Petite princesse, Frances Hodgson Burnett

Quatrième de couverture

Elle a douze ans, elle est belle, intelligente et riche. Dans le Londres des années 1870, Sara est une petite princesse comblée par le destin. Mais brusquement la chance tourne : plus de père, plus d’argent, le bonheur s’est envolé. C’est l’heure de la misère, de la souffrance. Reste l’espoir…

Mon avis

Comme beaucoup d’enfants de ma génération, j’ai d’abord connu l’histoire de la Petite princesse via son adaptation en dessin animé sous le titre Princesse Sarah. Je me rappelle que je ne ratais aucun épisode ! J’adorais cette fillette qui aimait lire (on se demande bien pourquoi !) et son caractère toujours bienveillant, j’adorais cette histoire d’amitié qui perdure en dépit des épreuves et le personnage de Lavinia me rappelait la fillette qui me harcelait à l’école (oui, j’ai été harcelée dès le CP…), ce qui me permettait de me sentir moins seule puisque même Sarah en souffrait. À douze ans, j’ai découvert que le dessin animé qui avait bercé mon enfance était en fait tiré d’un livre !

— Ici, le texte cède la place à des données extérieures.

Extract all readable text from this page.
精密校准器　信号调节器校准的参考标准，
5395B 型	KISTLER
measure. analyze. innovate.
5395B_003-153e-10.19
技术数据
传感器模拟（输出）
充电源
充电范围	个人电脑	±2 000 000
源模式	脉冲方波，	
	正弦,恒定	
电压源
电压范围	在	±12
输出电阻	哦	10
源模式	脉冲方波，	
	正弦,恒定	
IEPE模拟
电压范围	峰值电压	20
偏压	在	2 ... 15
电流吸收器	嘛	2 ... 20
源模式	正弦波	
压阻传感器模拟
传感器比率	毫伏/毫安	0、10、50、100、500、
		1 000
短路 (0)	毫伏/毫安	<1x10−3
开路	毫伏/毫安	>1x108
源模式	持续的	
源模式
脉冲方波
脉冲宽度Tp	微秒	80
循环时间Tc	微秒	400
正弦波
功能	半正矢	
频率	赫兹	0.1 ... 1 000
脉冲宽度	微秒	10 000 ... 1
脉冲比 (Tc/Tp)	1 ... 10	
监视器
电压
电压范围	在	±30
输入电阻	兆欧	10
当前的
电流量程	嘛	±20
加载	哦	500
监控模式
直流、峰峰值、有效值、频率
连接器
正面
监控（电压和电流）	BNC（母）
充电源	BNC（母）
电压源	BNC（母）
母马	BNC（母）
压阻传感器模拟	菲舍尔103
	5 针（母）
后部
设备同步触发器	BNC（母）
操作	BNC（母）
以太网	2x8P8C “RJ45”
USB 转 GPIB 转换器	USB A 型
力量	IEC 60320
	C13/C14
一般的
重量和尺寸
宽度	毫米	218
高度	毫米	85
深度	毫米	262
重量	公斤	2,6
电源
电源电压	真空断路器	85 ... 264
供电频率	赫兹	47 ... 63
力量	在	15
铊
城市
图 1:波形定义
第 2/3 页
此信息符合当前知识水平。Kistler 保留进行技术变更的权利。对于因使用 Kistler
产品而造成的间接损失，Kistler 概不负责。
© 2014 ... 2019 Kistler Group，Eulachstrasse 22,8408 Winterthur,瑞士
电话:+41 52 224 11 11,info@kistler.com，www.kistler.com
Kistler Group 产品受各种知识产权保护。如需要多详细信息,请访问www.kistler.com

Ce livre, c’est Petite princesse de Frances Hodgson Burnett, à qui l’on doit également Le jardin secret et Le petit Lord Fauntleroy. J’ai du le lire des dizaines de fois, à l’époque, et il fait partie des livres qui ont traversé les années comme les déménagements et figurent toujours dans ma bibliothèque.

Sara Crewe a 7 ans lorsqu’elle entre dans le pensionnat de Miss Minchin. Son père étant très riche, elle bénéficie de traitements de faveur mais son caractère, d’un naturel humble et bienveillant, font qu’elle n’en souffre pas. Elle se lie vite d’amitié avec deux camarades, Ermengarde et la petite Lottie, ainsi que la fille de cuisine, Becky. Mais quand elle a 12 ans, le sort s’acharne sur elle, la privant de père comme de sa fortune. Elle devient alors la bonne à tout faire de l’école, souffrant du froid et de la faim… À moins que le nouveau voisin ne puisse lui offrir un retournement de situation.

Je me rappelle que, lorsque j’ai lu le livre pour la première fois, j’ai tout de suite vu qu’il était nettement moins mélodramatique que le dessin animé – qui lui, pour le coup, a vraiment tiré à fond sur la corde du pathos… J’en ai trouvé aussi la fin bien plus satisfaisante que celle du dessin animé !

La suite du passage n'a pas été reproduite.